If there’s a deal-breaker in my unqualified affection for this series, it lies in the use of incongruous, slapstick humor at the periphery of the story. I first noticed this tendency in the Hong Kong martial arts epics of Tsui Hark in the Nineties and Aughts: An otherwise straightforward dramatic mood is suddenly interrupted by parody shtick from minor players, as though the viewer needed a comic olio to break the tension. What’s surprising about its appearance in Mr. Sunshine is that there is plenty of gentle humor that emerges organically from the main story, without having to inject screwball comedy at the edges.
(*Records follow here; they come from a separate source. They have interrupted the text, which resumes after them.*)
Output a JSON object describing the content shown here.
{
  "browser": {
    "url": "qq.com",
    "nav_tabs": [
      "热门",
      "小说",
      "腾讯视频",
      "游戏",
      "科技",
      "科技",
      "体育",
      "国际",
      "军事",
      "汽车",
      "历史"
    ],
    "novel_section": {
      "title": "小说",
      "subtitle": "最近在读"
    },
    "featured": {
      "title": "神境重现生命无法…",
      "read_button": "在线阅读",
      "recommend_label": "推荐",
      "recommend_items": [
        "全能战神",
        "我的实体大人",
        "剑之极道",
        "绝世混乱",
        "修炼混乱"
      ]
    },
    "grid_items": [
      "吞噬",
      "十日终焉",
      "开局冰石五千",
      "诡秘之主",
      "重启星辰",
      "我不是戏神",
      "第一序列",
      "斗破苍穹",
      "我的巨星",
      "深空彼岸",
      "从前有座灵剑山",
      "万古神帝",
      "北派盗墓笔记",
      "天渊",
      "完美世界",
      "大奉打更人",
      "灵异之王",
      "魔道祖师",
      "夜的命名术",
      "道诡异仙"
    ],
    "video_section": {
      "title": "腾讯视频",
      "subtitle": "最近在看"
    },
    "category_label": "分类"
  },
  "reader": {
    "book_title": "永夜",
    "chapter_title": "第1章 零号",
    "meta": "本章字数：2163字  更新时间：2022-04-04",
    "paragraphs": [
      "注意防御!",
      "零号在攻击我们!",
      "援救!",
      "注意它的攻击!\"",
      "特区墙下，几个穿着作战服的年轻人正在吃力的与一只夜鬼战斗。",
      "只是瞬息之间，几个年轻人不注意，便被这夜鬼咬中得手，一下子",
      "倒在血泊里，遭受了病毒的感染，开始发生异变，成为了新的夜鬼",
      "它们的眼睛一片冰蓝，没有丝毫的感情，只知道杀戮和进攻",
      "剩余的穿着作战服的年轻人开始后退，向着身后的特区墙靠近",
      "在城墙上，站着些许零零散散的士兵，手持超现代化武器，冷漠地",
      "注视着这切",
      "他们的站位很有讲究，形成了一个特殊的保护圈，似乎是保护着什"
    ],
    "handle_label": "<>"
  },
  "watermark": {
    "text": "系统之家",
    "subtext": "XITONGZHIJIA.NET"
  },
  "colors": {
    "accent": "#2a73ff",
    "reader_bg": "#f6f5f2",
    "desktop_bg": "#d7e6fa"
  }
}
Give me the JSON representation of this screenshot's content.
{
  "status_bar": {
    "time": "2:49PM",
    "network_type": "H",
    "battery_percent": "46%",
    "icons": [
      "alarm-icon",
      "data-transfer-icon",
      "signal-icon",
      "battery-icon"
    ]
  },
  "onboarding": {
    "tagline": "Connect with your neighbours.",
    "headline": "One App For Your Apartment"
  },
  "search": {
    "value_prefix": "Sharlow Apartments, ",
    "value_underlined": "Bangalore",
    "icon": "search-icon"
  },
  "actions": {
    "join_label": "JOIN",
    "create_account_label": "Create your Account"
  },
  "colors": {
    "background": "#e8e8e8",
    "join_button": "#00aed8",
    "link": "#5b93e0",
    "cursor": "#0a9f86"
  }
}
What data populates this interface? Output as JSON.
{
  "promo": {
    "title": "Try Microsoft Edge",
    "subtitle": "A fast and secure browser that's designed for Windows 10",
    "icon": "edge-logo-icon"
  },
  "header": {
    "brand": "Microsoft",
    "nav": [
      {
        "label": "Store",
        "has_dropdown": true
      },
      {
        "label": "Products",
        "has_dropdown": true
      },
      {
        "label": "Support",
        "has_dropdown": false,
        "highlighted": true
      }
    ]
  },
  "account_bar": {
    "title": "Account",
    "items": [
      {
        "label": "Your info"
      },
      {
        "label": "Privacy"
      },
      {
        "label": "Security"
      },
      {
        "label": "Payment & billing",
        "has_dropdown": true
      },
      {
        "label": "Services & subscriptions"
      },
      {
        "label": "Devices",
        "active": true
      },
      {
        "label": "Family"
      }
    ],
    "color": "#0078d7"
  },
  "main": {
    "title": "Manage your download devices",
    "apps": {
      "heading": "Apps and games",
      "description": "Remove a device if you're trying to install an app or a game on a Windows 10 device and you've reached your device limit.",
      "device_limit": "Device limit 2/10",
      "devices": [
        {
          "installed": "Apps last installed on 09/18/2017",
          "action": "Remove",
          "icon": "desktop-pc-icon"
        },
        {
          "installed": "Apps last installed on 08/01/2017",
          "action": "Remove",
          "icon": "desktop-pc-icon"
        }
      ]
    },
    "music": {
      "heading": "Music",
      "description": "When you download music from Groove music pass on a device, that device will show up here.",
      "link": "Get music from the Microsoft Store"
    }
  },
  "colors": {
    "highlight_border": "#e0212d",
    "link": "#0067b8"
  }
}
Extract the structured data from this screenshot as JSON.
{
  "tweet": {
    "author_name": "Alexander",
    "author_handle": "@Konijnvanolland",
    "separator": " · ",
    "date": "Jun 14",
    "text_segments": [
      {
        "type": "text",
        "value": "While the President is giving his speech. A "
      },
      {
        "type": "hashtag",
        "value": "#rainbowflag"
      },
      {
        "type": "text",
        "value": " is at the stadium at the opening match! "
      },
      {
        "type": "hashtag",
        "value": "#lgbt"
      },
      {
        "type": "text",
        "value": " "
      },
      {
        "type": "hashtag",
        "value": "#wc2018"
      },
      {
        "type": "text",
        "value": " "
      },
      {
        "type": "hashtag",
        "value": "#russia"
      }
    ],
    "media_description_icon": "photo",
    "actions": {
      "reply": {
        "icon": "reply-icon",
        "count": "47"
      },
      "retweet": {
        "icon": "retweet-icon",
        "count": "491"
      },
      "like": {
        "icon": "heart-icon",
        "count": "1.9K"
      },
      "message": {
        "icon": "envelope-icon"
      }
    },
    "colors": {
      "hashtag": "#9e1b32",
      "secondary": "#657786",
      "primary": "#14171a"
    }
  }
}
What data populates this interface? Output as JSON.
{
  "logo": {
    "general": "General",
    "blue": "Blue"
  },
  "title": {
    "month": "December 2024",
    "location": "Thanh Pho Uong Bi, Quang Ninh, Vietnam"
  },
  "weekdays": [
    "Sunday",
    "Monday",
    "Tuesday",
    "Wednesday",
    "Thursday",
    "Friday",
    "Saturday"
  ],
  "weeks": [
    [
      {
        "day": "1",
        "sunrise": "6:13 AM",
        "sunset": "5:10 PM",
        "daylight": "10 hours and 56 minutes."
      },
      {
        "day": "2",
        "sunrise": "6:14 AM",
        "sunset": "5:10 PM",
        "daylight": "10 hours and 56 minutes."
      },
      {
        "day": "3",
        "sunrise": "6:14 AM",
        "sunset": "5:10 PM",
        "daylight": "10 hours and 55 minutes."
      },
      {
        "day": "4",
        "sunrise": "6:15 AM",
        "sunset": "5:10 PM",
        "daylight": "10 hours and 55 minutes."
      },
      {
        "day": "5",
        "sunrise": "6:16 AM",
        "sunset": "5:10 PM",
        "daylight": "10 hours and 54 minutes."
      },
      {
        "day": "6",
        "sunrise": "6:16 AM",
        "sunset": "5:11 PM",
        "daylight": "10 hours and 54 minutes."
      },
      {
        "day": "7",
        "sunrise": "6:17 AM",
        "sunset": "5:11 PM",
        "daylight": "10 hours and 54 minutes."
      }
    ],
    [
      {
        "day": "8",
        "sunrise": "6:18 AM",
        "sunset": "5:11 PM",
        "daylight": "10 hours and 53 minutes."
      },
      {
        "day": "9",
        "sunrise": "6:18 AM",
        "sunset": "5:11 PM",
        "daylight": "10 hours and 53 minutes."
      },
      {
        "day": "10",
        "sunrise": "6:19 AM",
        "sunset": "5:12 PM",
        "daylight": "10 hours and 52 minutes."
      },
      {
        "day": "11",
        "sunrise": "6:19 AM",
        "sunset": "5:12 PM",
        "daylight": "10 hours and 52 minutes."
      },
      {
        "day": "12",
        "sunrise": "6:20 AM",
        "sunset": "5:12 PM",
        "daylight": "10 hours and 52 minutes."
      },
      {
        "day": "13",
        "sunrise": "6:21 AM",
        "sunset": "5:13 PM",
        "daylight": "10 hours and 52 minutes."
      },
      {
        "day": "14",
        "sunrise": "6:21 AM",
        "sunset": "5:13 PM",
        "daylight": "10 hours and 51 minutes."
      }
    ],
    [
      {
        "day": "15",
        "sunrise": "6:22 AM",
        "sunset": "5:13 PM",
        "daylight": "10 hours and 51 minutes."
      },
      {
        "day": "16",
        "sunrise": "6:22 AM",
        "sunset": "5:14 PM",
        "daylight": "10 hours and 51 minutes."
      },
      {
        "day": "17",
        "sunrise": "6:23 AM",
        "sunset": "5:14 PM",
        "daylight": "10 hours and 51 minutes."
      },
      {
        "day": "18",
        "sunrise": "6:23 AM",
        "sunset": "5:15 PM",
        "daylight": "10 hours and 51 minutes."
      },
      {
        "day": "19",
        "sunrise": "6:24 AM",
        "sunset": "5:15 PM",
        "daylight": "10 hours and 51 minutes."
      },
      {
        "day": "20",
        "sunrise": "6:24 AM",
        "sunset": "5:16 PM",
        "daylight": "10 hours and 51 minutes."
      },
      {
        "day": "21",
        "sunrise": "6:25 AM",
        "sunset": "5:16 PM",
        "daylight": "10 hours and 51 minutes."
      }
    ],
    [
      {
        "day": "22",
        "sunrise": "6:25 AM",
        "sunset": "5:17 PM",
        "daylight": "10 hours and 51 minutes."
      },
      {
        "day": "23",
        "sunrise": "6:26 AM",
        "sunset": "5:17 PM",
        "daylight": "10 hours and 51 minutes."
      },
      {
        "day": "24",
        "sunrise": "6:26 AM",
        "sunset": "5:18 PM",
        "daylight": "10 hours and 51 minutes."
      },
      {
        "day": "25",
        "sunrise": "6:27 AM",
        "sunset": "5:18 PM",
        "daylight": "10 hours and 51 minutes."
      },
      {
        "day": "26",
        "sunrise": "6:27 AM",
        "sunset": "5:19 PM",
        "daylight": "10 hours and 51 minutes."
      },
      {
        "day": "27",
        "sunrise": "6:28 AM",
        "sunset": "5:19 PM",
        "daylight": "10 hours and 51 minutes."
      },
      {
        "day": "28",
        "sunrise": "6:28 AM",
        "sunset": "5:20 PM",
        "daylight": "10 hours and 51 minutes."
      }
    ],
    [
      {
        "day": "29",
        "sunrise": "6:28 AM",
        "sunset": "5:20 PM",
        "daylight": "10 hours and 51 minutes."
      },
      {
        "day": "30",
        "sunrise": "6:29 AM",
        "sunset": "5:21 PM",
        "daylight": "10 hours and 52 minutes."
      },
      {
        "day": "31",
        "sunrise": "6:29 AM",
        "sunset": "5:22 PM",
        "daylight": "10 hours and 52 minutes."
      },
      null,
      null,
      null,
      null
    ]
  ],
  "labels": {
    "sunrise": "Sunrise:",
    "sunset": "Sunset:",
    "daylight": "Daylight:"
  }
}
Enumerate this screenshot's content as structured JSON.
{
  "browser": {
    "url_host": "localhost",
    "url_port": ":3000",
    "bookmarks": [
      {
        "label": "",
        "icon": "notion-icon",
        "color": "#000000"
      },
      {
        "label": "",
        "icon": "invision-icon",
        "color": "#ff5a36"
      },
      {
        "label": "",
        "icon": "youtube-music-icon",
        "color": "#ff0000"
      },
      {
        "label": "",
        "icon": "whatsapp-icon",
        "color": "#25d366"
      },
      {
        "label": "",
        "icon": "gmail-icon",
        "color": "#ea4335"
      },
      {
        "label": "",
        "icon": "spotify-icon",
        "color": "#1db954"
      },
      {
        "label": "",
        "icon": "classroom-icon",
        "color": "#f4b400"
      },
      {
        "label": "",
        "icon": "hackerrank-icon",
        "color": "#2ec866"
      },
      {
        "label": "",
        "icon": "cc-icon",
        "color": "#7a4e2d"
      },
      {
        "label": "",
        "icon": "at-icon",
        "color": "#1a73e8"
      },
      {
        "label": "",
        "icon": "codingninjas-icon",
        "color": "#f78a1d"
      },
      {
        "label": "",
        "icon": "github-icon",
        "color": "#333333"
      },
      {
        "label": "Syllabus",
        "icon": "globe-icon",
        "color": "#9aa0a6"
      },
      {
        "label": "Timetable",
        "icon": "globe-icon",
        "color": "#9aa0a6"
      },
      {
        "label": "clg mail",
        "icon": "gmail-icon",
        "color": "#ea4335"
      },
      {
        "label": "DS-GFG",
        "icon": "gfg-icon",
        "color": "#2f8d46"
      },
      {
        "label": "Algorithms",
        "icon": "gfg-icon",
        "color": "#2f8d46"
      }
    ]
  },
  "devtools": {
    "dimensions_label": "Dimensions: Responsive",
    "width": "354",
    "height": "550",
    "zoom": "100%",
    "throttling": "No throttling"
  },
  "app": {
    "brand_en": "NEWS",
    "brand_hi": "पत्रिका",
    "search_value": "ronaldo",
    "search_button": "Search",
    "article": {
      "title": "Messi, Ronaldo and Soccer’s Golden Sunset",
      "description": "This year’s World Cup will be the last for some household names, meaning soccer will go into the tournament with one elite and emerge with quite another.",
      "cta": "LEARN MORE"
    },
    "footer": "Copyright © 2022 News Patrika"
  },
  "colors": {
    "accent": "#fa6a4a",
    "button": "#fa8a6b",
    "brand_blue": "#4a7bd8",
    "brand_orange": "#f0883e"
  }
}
It is especially problematic when the parents of Ae-shin’s fiancé Hee-Sung Kim are introduced as overwrought parodies of aristocratic idiots, only to have to turn serious when Eugene Choi confronts them with their family’s crime. For a Western viewer unfamiliar with the oddities of comedy use in Asian films, the best way to get through these moments is to grimace and bear it.

My other caveat concerns soundtrack songs. I have an aversion to the use of songs within a film—a lamentable trend worldwide these days, one that catapults me immediately out of the mood: Lyrics are a spell-breaker, the words as intrusive as an uninvited dinner guest. The good news here is that most of the songs are in Korean, which becomes like another musical instrument to the foreign ear—and some are lovely. The bad news is that there are simply too many of them, threatening discreetly staged sequences with mawkish overkill.

The symphonic soundtrack, on the other hand, is splendid, written by the young composer Hye-Seung Nam. She certainly knows her classical repertoire (Bach, Dvorak, Debussy, Chopin, Rachmaninoff, Mozart, Bruckner, R. Strauss and of course Wagner) and delivers an astonishing variety of glorious symphonic moments as well as haunting, sensitive themes that underscore the narrative without compromising the scene’s dramatic integrity. She also sets a few of Eun-sook Kim’s leitmotifs to music, allowing their emotional implications to become familiar territory.

***

After weeks at sea on the flagship Netflix, I find myself back on dry land, in the present, home again from total immersion in a faraway land and time. Nietzsche (him again) once complained that Wagner’s “unending melody” forces one out to sea. I’d like to tweet back: What’s wrong with that?